Elevated Liver Enzymes and Lyme Disease
(New York City)
Reader Question: Is This A Dog Lyme Disease Effects?
Our dog, a 6 year old American Eskimo, tested positive for Lyme Disease yesterday. The vet, who we were meeting for the first time, took some X-rays to look at his leg because he was limping. The x-ray turned up nothing so the issue is presumably related to joint pain related to the Lyme. She also did some blood work and prescribed an antibiotic for the next 30 days.
Today the vet called and said that the blood work showed elevated liver enzymes. She recommended that we do an ultrasound and possibly (depending on the results) a biopsy. She said, in the alternative, we would just treat it with antibiotics and re-test again later. In hindsight, it's now unclear to me if the antibiotics would be additional to the ones already prescribed to treat the Lyme. She also said "I don't know what would be causing this, whether it's inflammation, an infection, or something else."
I'm writing because after doing a bit of reading, it seems that a lot of information out there suggests that the elevated liver enzymes are often associated with acute Lyme Disease. If that's the case, I'm wondering if it is really prudent to do an ultrasound when we have already started the antibiotics for Lyme. I guess my premise being "if we expected to see them because of the Lyme, why do we need to do further testing?"
I have to admit, my questioning comes from a
bit of skepticism. I live in Manhattan in NYC, a very expensive place for a vet to practice. My office visit yesterday (including x-rays and blood work) cost me $600. I would expect the ultrasound to cost hundreds more and I'm wondering if it's necessary or just a way to "upcharge" a new patient.
I'd greatly appreciate your thoughts!! I do won't to provide great care to our beloved dog, but I don't want my obvious concern to be taken advantage of by a new vet I don't have a relationship with.Veterinarian Responds To Reader Question Regarding Lyme Disease Effects and Treatment
As long as your dog weren’t showing clinical signs associated with liver disease
(e.g., vomiting, diarrhea, increased thirst and urination, a yellowing of the mucous membranes, a fluid-filled abdomen, etc.) and her liver enzyme numbers weren’t terrifically high, I would be comfortable taking a “wait and see” approach if she were my patient.
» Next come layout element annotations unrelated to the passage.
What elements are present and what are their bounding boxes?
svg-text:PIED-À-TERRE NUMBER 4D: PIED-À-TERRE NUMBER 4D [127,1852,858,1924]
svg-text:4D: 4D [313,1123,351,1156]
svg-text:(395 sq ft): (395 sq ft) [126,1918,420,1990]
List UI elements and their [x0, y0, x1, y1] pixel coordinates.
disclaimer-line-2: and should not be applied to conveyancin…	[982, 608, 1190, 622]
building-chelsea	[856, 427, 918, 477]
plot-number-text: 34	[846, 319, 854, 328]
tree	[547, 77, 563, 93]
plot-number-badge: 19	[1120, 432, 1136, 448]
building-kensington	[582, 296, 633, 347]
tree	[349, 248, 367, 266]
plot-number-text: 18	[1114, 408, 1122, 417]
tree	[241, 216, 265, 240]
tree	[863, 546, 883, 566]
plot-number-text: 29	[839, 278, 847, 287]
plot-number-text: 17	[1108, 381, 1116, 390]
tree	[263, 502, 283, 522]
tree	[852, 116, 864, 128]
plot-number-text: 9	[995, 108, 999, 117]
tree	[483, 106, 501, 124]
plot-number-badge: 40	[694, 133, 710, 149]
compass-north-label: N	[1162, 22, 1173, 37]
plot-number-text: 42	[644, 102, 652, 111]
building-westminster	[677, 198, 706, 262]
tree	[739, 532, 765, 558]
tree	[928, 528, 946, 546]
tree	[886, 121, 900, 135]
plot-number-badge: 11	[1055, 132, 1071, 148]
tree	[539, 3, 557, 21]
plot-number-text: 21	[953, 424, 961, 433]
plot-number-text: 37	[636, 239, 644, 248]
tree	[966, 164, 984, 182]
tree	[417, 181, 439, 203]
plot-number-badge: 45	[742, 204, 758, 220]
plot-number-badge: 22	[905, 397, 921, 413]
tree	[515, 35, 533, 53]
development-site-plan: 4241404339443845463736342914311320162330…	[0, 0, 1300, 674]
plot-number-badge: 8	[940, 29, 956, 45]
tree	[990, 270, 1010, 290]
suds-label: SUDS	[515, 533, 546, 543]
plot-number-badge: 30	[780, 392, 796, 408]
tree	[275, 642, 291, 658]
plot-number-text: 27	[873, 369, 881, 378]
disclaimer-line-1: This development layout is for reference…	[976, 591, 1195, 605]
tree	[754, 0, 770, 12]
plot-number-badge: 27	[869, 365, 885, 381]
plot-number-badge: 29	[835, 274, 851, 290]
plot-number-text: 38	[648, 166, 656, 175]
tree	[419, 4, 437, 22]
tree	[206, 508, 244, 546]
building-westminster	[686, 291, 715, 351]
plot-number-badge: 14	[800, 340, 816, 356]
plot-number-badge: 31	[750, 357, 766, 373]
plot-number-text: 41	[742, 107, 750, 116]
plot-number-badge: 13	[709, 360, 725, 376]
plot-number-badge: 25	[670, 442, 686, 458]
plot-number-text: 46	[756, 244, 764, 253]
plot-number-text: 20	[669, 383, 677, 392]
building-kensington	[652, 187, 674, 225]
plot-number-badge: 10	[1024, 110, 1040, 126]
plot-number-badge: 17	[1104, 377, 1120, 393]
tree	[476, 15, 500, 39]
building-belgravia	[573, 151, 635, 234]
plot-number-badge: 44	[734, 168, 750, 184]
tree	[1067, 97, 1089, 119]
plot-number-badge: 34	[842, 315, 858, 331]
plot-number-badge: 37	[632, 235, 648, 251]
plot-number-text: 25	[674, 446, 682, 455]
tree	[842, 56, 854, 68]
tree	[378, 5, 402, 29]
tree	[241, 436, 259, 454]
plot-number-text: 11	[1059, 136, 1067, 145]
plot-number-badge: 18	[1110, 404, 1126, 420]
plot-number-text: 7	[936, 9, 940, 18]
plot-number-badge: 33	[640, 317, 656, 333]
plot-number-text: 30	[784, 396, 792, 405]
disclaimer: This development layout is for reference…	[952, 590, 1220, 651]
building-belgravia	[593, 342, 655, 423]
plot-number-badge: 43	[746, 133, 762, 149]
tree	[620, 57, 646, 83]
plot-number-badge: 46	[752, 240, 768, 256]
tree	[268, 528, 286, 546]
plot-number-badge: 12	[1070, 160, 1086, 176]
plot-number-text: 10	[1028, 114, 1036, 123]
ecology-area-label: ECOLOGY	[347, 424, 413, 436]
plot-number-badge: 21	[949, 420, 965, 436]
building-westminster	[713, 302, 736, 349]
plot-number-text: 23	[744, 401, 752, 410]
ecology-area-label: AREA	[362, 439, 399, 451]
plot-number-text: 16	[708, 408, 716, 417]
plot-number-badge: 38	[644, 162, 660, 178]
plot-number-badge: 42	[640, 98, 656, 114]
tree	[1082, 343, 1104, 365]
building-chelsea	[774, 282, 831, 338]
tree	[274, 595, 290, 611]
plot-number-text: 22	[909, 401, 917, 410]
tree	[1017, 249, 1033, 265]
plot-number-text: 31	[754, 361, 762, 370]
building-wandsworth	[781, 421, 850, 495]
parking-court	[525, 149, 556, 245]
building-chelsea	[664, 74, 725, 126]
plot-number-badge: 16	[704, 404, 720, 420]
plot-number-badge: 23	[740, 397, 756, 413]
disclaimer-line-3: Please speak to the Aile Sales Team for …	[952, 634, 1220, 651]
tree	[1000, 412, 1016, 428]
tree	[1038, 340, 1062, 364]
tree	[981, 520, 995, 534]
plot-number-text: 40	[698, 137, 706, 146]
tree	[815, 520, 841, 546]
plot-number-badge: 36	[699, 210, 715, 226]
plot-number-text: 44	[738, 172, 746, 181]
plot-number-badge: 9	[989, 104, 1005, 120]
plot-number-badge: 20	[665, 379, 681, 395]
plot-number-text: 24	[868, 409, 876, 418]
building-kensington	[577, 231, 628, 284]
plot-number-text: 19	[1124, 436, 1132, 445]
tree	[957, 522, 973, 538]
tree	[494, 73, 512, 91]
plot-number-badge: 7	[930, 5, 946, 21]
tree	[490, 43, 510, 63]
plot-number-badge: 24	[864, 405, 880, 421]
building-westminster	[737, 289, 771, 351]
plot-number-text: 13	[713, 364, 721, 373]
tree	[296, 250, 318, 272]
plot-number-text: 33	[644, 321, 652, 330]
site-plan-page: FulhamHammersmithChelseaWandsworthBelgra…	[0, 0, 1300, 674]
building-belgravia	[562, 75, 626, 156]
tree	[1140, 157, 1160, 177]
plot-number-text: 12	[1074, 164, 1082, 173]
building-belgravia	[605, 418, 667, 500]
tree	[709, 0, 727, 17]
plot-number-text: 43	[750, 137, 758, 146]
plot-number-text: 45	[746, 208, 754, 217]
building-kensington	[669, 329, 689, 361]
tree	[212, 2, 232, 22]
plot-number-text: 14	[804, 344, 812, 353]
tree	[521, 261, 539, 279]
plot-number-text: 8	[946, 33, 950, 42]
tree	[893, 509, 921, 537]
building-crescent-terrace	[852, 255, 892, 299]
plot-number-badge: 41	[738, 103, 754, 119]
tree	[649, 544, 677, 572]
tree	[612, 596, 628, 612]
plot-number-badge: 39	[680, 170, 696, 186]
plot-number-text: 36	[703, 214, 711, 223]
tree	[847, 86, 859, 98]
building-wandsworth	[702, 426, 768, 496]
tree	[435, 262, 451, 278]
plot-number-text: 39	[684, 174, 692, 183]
My recommendation would be to recheck her liver values a couple of weeks after stopping the antibiotics (antibiotic therapy can sometimes cause elevations in liver enzymes so I wouldn’t recheck them immediately after stopping). If they were back to normal or nearly so, I’d forgo the work-up and just recheck them six months to a year later. If the problem persists, the ultrasound is certainly called for.
The nutritional supplement s-adenosylmethionine (SAMe) can be helpful in cases like these. It helps the liver heal and protect itself against continuing insults.